Saturday 8 March 2008

Jeffrey Bernard is unwell...


















Down with diplomacy.

Frequent adventures with a well-informed companion have led to the discovery of one of my current favourite phrases: “Jeffrey Bernard is unwell.” Regular readers of the Spectator, frequenters of certain Soho establishments, and Keith Waterhouse devotees will have to excuse my previous ignorance and present enthusiasm, but what a guy that Jeffrey Bernard!

I’m still relatively ignorant (Low Life is on order from Amazon) as to the minutiae, but I feel confident that I’ve been introduced to the more essential anecdotes. When I knew nothing of Mr Bernard, before I heard of the marvellous “Low Life” column and its inspired epithet “a suicide note in weekly instalments” I assumed that Bernard must have been a cadish, louche, Victorian era, gentleman’s gentleman; the lowest of low, but fashionably so. You can imagine my surprise then, when I found out that Bernard only began writing his column for the Spectator in 1978. While there is something slightly repulsive about Bernard’s tale, primarily his penchant for self-destructive behaviour, there’s a certain essence of glamour and good old-fashioned decadence that makes his (completely romanticised) lifestyle so attractive.






















Walking around Soho these days (okay, mostly nights), there is little sense that this is where things are happening, where things are exciting or progressive. Decadence and glamour are long gone and you’d be hard pressed to find anyone as properly devil-may-care as Jeffrey Bernard, drinking himself to death, refusing to pander to other people’s expectations and having a damn good time doing it. Case in point: Jeremy Clarke who, in taking over from Bernard, currently writes “Low Life.” His current column is on the tranquil pleasure of lane swimming in public swimming pools. Yawn. His column is safe, boring, the complete antithesis of what ought to constitute a London, but especially Soho, low life – a drunk, a womaniser, a dandy, one with zero comprehension of or care for political correctness.
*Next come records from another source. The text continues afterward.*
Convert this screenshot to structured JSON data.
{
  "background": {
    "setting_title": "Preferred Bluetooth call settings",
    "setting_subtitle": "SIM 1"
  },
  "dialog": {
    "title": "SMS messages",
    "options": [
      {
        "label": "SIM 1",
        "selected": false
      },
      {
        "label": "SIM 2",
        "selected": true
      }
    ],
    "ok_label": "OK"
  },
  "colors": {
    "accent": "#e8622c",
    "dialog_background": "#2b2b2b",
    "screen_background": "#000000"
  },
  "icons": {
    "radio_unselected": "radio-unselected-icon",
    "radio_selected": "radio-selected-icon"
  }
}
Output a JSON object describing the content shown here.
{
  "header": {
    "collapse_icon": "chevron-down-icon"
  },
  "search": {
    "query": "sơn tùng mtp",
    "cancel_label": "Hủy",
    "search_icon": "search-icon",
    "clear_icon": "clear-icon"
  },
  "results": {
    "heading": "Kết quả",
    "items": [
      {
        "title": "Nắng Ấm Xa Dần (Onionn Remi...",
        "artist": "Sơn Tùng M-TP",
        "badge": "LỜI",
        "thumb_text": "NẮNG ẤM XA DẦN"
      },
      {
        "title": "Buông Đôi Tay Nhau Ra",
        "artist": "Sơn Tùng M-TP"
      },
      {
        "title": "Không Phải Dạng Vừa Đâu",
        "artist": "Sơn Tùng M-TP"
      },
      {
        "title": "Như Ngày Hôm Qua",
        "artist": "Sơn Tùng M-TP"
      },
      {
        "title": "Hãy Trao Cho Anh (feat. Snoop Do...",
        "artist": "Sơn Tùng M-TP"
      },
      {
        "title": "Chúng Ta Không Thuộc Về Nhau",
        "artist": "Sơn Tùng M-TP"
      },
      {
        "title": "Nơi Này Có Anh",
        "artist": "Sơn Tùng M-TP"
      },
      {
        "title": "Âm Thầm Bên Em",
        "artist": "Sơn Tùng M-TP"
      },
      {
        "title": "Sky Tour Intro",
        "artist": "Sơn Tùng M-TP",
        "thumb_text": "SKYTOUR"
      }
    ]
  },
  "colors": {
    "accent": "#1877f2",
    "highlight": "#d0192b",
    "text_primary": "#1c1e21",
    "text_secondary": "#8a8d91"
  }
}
Really, The Low Life ought to be someone who doesn’t give a damn about much else apart from personal pleasure and who consequently spends the majority of their waking moments in pursuit of said pleasure. As Bernard demonstrated, this need not necessarily mean an especially active pursuit of pleasure, though perhaps shunning one’s responsibilities and having no concern for other people’s opinions on how to live one’s life are a sort of pleasure in themselves.

I was in one of Soho’s private clubs last night and the evening sort of summed up everything that feels wrong about modern Soho. Though to be fair, I have a bi-polar relationship with private drinking clubs in general. On the one hand, I enjoy having a place to go that isn’t packed with tourists, yobs, and drunken Essex girls, but the down side is that most people in the clubs are so self-righteous that I find I would almost rather be out with the ya-ya’s and “normal people” than the Cheshire Cats stuffed in the clubs. There’s also the curiosity of members clubs’ demographics. In other parts of London, say the East End, everyone’s young and fashionably deconstructed. There may be queues for clubs and bars, but if you’re clever you won’t have to wait in one. Members clubs, on the other hand, especially in Soho, are either full of pseudo-celebrities, B-list celebrities, and City Boys, or curiously strange old men, who think drunken conversations about obscure, out of work actors (i.e. themselves) are nothing short of the most potent aphrodisiac for a twentysomething female.

But what really drives me up the wall is the attitude that accompanies most clubs. As darling Jamie T puts it “if you got the money” you can pretty much walk through whichever doors you desire. But if you don’t, you have to network your way into a club, which primarily constitutes genuflection to the point of knee injury. Seeing as I'm not especially inclined to shell out an extortionate amount of money for my membership, nor will I run the risk of doing permanent damage to my knees (not to mention my pride) I don’t plan on becoming a permanent member any time soon. Perhaps that’s why Jeffrey Bernard’s most beloved drinking spot was the Coach and Horses pub and not Gerry’s, Blacks, or the Colony Room – because when anyone can get in, sure it might be more annoying, more tedious, and less appealing to the snobby elitist in me who enjoys exclusivity, but at least things happen in places where regulation doesn’t exist. In many ways members clubs simply play on the insecurities of people who want to feel like they belong and who want to believe that exclusivity makes them superior. It’s curious that most of the people in the club last night would absolutely lambaste the idea of a paying £3,000 for a status handbag, but are happy to do essentially the same thing in paying the, admittedly less expensive than a Prada handbag, annual fee for admission into clubs, some of which aren’t even very nice inside and stuffed with the most eccentrically tedious people in London.
















So in salute to the increasingly fascinating Mr Bernard, I shall endeavour to be more decadent, less diplomatic, and in constant pursuit of my own pleasure, which means staying away from members clubs in Soho. Unless they let me in for free, of course.